La composizione è costruita con grande equilibrio. Lo sfondo, quasi uniforme, lascia respirare gli elementi principali e accompagna lo sguardo verso il vaso, vero centro della scena.
Osservando l'opera più a lungo emergono però altri aspetti caratteristici della pittura di Cavallini. Alcune forme rimangono volutamente accennate, i contorni sembrano interrompersi e il dipinto lascia spazio all'immaginazione di chi guarda.
È quello che Roberto Pancheri definisce il caratteristico "non finito" dell'artista: una scelta espressiva che non ricerca una rappresentazione perfettamente definita della realtà, ma invita il visitatore a completare mentalmente ciò che resta aperto.
Il risultato è un'opera che cambia a seconda dello sguardo di chi la osserva, trasformando una semplice natura morta in un racconto fatto di memoria, suggestioni e interpretazioni personali.
Il vaso: un simbolo della formazione veneziana dell'artista
Tra gli elementi più significativi del dipinto c'è il vaso che occupa il centro della composizione.
La sua presenza non è casuale, ma richiama una parte importante dell'identità artistica di Rosanna Cavallini, formatasi al Magistero Artistico di Venezia.
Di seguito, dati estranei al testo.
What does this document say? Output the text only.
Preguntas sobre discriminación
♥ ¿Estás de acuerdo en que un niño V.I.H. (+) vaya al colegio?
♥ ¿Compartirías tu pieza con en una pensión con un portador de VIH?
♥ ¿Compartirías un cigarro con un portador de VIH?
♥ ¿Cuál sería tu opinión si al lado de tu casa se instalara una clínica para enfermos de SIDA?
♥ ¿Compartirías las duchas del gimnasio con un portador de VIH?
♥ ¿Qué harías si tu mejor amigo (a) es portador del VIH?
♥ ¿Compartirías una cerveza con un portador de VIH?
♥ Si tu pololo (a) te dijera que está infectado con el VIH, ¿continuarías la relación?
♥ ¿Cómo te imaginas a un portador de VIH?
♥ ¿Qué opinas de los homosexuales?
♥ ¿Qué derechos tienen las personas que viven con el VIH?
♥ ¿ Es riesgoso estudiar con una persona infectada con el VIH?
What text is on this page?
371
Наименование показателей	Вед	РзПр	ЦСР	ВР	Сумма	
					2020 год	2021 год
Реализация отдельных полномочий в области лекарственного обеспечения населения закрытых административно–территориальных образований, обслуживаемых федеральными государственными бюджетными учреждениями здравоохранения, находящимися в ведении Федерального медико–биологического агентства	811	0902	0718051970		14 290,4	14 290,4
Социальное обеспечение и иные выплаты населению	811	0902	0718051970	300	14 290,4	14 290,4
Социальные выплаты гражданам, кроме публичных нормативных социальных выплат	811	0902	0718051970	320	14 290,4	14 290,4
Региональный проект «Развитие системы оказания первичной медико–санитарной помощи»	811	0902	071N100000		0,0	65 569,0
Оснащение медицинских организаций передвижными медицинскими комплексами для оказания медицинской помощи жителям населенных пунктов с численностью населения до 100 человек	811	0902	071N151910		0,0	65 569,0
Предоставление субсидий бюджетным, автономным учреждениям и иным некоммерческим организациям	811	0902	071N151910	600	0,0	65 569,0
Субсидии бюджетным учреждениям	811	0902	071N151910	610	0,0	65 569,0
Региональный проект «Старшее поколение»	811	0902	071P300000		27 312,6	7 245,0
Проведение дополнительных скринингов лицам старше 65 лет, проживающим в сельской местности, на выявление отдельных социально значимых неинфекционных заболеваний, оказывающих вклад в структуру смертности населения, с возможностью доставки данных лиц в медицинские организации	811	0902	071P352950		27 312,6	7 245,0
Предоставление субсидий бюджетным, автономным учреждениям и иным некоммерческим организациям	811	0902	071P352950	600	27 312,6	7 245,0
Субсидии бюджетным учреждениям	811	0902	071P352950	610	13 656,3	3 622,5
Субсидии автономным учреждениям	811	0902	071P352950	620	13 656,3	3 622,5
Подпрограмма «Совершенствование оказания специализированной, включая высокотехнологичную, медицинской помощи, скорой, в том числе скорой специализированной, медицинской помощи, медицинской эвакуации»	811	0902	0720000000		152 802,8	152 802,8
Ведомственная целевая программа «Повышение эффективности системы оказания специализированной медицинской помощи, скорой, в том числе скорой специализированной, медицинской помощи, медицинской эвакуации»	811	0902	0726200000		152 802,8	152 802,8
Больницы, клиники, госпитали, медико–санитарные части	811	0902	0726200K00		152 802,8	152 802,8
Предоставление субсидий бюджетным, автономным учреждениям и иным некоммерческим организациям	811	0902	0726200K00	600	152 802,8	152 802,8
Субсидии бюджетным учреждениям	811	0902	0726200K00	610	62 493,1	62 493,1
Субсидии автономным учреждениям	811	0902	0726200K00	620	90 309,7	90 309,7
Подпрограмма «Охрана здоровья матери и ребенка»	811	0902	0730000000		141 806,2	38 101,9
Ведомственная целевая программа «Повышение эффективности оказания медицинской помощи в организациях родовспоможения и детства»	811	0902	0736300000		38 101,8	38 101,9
Il legame con la città lagunare e con la sua tradizione artistica riaffiora anche in questa opera, dove il vaso diventa un elemento simbolico oltre che compositivo.
Per aiutare il pubblico a cogliere questo riferimento, l'esposizione è accompagnata da due vasi millefiori veneziani appartenenti alla collezione personale dell'artista.
L'accostamento tra il dipinto e questi manufatti permette di leggere l'opera da una prospettiva diversa. Il vaso raffigurato sulla tela non appare più come un semplice oggetto quotidiano, ma come un richiamo alle radici culturali dell'autrice e alla sua formazione.
La mostra crea così un dialogo tra pittura e oggetti reali, offrendo uno sguardo più intimo sul processo creativo dell'artista e sulle fonti di ispirazione che continuano ad accompagnarne la ricerca.
Palazzo Benvenuti come luogo di incontro tra arte e comunità
Negli ultimi anni Palazzo Benvenuti si è affermato come uno spazio aperto alla città, dove coworking, innovazione, formazione e cultura convivono quotidianamente.
Concerti, cinema all'aperto, incontri con autori, mostre e iniziative culturali contribuiscono a costruire un luogo in cui il patrimonio storico dialoga con le persone e con la vita della comunità.
Anche "Io sono pittrice" si inserisce in questa visione.
Grazie al progetto curato da Roberto Pancheri, Palazzo Benvenuti diventa il luogo in cui una collezione privata si apre alla cittadinanza, offrendo l'opportunità di conoscere artiste, opere e storie che fanno parte del patrimonio culturale del territorio.
Non una mostra destinata a esaurirsi in poche settimane, ma un percorso in continua evoluzione: ogni mese una nuova artista, una nuova opera e una nuova occasione per riscoprire, attraverso l'arte, il valore della memoria e della creatività.
Informazioni
Io sono pittrice
📍 Palazzo Benvenuti – Via Rodolfo Belenzani 12, Trento
L'esposizione è visitabile gratuitamente negli orari di apertura di Palazzo Benvenuti.
Ogni mese il progetto presenterà una nuova opera della collezione di BTS Banca Trentino-Südtirol, accompagnata da materiali di approfondimento e da un incontro pubblico curato da Roberto Pancheri, dando vita a un percorso di valorizzazione che continuerà ad arricchirsi nel tempo.